All time calculations use UTC. If your event_time column uses a different timezone, you’ll need to handle conversion.

The minimum batch size is hour. For high-frequency streaming data, traditional incremental may still be necessary.

Each batch waits for the previous one to complete by default. concurrent_batches=true exists, but it’s new and may have edge cases.

If an hourly microbatch model feeds a daily microbatch model, you need careful orchestration to ensure upstream data is complete before downstream processing starts.

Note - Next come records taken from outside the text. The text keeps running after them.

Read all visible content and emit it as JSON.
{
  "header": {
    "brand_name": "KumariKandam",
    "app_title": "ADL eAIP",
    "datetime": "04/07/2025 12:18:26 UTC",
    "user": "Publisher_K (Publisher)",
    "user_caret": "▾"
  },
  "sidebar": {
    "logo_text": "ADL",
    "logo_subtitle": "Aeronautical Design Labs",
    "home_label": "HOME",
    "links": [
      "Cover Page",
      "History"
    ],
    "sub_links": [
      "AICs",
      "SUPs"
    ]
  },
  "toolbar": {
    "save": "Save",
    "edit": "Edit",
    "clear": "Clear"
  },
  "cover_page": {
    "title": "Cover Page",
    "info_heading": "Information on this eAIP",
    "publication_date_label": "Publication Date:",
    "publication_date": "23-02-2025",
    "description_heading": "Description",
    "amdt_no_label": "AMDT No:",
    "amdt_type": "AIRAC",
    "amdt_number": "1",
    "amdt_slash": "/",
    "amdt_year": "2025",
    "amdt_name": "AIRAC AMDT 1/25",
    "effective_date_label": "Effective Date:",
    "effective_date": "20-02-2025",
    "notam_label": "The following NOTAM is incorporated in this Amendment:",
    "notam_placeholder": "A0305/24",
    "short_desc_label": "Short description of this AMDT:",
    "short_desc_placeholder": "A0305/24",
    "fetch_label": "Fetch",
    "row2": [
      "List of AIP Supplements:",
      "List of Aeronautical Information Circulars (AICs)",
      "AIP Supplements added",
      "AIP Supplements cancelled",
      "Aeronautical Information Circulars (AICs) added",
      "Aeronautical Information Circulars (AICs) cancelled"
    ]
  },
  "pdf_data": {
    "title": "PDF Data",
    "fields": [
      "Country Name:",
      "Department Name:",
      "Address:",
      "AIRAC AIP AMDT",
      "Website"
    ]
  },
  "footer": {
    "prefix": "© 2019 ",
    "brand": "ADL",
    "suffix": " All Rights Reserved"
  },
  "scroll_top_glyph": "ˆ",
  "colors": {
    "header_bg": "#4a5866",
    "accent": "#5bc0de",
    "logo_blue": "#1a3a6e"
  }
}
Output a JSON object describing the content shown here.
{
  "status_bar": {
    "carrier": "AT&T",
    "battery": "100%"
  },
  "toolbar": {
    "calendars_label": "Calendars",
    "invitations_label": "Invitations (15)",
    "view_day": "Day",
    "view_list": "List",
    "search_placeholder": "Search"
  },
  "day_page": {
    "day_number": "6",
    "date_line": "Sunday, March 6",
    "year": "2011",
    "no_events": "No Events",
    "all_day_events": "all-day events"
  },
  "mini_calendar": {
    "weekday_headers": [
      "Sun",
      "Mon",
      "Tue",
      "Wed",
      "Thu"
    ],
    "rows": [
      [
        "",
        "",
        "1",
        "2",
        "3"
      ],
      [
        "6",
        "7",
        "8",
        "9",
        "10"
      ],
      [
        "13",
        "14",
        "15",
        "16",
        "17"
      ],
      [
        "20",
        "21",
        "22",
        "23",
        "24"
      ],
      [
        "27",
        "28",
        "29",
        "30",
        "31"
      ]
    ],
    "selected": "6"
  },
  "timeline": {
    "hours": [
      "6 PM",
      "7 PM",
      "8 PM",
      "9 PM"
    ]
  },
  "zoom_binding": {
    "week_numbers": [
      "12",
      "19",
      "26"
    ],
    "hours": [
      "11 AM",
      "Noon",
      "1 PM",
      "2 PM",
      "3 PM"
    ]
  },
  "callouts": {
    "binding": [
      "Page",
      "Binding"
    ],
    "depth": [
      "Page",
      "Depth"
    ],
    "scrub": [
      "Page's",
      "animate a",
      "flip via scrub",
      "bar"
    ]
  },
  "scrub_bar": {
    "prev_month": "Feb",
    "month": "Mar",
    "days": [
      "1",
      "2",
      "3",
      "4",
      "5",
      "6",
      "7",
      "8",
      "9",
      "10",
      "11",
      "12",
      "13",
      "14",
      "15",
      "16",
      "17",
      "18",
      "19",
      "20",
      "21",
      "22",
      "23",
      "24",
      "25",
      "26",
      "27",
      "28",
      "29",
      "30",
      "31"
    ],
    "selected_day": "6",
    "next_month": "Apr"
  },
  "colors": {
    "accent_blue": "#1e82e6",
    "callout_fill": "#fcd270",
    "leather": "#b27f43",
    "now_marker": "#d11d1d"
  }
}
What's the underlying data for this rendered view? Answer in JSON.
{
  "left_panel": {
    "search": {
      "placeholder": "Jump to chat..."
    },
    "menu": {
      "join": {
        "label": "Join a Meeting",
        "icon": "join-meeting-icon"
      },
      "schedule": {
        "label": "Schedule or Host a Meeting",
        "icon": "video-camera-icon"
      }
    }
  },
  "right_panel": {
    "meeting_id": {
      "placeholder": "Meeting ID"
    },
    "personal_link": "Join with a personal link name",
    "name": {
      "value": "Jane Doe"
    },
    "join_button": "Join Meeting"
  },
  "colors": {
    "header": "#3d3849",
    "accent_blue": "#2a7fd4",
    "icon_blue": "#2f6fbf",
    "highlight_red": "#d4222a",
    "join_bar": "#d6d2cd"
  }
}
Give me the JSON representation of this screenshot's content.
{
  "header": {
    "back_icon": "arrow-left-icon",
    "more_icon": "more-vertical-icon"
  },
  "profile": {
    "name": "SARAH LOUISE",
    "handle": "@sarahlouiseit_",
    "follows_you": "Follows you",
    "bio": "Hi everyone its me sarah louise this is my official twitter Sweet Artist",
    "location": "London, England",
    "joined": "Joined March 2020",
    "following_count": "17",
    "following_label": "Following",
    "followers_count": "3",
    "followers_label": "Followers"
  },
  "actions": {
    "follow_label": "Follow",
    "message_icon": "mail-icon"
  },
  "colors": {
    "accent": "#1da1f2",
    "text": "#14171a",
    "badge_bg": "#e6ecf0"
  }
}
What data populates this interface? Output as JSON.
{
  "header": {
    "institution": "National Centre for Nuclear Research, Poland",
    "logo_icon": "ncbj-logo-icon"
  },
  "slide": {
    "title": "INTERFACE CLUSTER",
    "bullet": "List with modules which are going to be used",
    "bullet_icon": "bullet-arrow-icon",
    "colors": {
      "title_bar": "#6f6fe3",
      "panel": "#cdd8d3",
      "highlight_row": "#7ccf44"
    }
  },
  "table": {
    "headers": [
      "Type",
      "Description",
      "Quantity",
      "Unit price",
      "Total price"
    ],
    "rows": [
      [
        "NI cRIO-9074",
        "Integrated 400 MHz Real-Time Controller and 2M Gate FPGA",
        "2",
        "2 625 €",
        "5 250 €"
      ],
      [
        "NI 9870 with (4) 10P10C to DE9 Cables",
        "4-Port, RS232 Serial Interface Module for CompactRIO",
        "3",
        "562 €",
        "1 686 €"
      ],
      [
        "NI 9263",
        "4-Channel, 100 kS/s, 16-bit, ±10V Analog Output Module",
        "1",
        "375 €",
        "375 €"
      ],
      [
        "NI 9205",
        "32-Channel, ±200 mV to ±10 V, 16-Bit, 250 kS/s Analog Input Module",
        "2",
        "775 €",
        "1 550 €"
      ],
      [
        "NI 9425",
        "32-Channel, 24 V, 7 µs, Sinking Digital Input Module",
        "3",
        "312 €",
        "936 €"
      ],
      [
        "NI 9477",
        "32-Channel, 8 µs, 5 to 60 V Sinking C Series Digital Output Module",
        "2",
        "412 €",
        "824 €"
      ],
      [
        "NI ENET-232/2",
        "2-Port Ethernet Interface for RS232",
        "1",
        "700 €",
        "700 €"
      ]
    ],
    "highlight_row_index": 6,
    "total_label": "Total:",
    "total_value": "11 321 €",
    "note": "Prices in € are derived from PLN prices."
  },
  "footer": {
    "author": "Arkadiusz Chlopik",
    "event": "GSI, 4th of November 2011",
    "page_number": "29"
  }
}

If you’re using the Fusion engine, microbatch isn’t supported yet.

When to use microbatch

Microbatch works well when:

  • Your data has a clear timestamp for partitioning
  • You process time-bounded batches (daily, hourly)
  • You need straightforward backfill capabilities
  • Batch-level retry would save significant reprocessing time
  • You want to simplify your incremental logic

Stick with traditional incremental when:

  • Your data doesn’t have a natural time dimension
  • You need sub-hourly processing
  • You’re doing complex deduplication that doesn’t fit the batch model
  • You’re updating records across arbitrary time ranges (not bounded batches)

Practical example: session aggregation

Here’s a complete example aggregating page views into sessions:

{{ config(
materialized='incremental',
incremental_strategy='microbatch',
event_time='session__started_at',
batch_size='day',
lookback=3,
begin='2023-01-01',
partition_by={
"field": "session__started_at",
"data_type": "timestamp",
"granularity": "day"
}
) }}
WITH page_views AS (
SELECT
page_view_id,
session_id,
user_id,
page_url,
viewed_at
FROM {{ ref('base__app__page_views') }}
),
sessions AS (
SELECT
session_id,
user_id,
MIN(viewed_at) AS session__started_at,
MAX(viewed_at) AS session__ended_at,
COUNT(*) AS session__page_views,
TIMESTAMP_DIFF(MAX(viewed_at), MIN(viewed_at), SECOND) AS session__duration_seconds
FROM page_views
GROUP BY session_id, user_id
)
SELECT
session_id,
user_id,
session__started_at,
session__ended_at,
session__page_views,
session__duration_seconds
FROM sessions

Because base__app__page_views has event_time configured, dbt filters it automatically for each batch. The model processes one day at a time, reprocessing the last three days on each run to catch late-arriving events.

Summary

Microbatch simplifies time-partitioned incremental models by moving batch logic from your SQL into configuration. The trade-off is less flexibility: you’re constrained to time-based batching with predetermined granularity.

For event data and time-series processing, that constraint often matches your requirements. The built-in backfill support and batch-level retries make it worth considering for new incremental models.

For complex incremental logic that doesn’t fit the batch model, traditional is_incremental() patterns remain the better choice.